Rich Yerganian addresses this question for the semiconductor industry from his vantage point of nearly two decades at LTX, now LTX-Credence. In a blog post, he notes that business investment in computers and telecommunications infrastructure was the primary driver for semiconductor test equipment (STE) in the '80s and '90s, and the few wireless applications were mostly confined to the military market. Automotive electronics, he writes, was confined to the AM/FM radio.

He notes that the '80s and '90s also say the evolution of testers from a shared-resource architecture to a per-pin architecture, with increasing performance and throughput driving tester costs into the multiple millions. In 1999, the ITRS suggested high-speed digital-device testers could cost $20 million per copy.

Such a cost structure became completely untenable with the shift to consumer applications. As Yerganian puts it, “The good news behind this shift was that with the advent of the cell phones, the internet and other consumer applications, volumes for semiconductors, and accordingly semiconductor testers, experienced strong growth. The bad news was this shift put our industry in the cross hairs of our customers wanting faster, better, less expensive testers….”

This brings Yerganian back to the value-add vs. cost-center question.
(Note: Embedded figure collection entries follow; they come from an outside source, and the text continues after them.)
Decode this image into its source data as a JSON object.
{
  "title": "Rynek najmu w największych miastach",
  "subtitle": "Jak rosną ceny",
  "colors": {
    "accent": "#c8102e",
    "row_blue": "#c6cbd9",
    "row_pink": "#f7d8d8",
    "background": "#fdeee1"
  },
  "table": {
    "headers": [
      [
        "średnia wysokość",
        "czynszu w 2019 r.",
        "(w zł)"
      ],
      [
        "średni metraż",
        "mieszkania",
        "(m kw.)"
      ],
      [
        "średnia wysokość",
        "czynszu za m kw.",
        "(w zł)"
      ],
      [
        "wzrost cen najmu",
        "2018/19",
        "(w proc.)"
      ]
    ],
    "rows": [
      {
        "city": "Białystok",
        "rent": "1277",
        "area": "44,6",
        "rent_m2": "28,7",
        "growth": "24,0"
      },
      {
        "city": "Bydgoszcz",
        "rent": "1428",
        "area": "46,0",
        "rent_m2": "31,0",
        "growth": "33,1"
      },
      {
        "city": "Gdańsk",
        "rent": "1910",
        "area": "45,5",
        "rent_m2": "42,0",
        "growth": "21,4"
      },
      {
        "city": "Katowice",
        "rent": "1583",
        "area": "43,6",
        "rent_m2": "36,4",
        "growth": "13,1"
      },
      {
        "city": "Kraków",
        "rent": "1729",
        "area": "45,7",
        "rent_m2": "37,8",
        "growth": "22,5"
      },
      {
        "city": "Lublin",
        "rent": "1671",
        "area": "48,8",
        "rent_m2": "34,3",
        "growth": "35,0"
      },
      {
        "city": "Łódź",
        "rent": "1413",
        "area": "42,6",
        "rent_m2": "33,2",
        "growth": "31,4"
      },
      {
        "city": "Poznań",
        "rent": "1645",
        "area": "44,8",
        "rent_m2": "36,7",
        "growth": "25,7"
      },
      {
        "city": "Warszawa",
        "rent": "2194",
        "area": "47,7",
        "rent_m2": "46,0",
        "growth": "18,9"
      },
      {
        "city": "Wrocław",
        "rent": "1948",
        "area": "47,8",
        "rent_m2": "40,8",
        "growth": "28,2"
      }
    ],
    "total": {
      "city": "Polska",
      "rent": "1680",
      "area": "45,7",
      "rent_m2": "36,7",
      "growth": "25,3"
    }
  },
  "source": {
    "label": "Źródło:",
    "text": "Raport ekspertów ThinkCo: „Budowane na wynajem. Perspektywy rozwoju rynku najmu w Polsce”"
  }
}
For many years, test-equipment vendors tried to drive the value-add message to customers who insisted on considering test a cost center.

Does the answer to the question really matter, or is it just an issue of semantics? According to Yerganian, “When you fully embrace the concept that your customers view you as a cost center it fundamentally changes your approach to product development. You direct your R&D teams to not only use innovation as a way to develop new capabilities or performance improvements, but also as a tool to do so while delivering products at lower price points while improving product reliability.”

That's the approach LTX-Credence engineers took in developing the recently introduced NighthawkCT RF tester.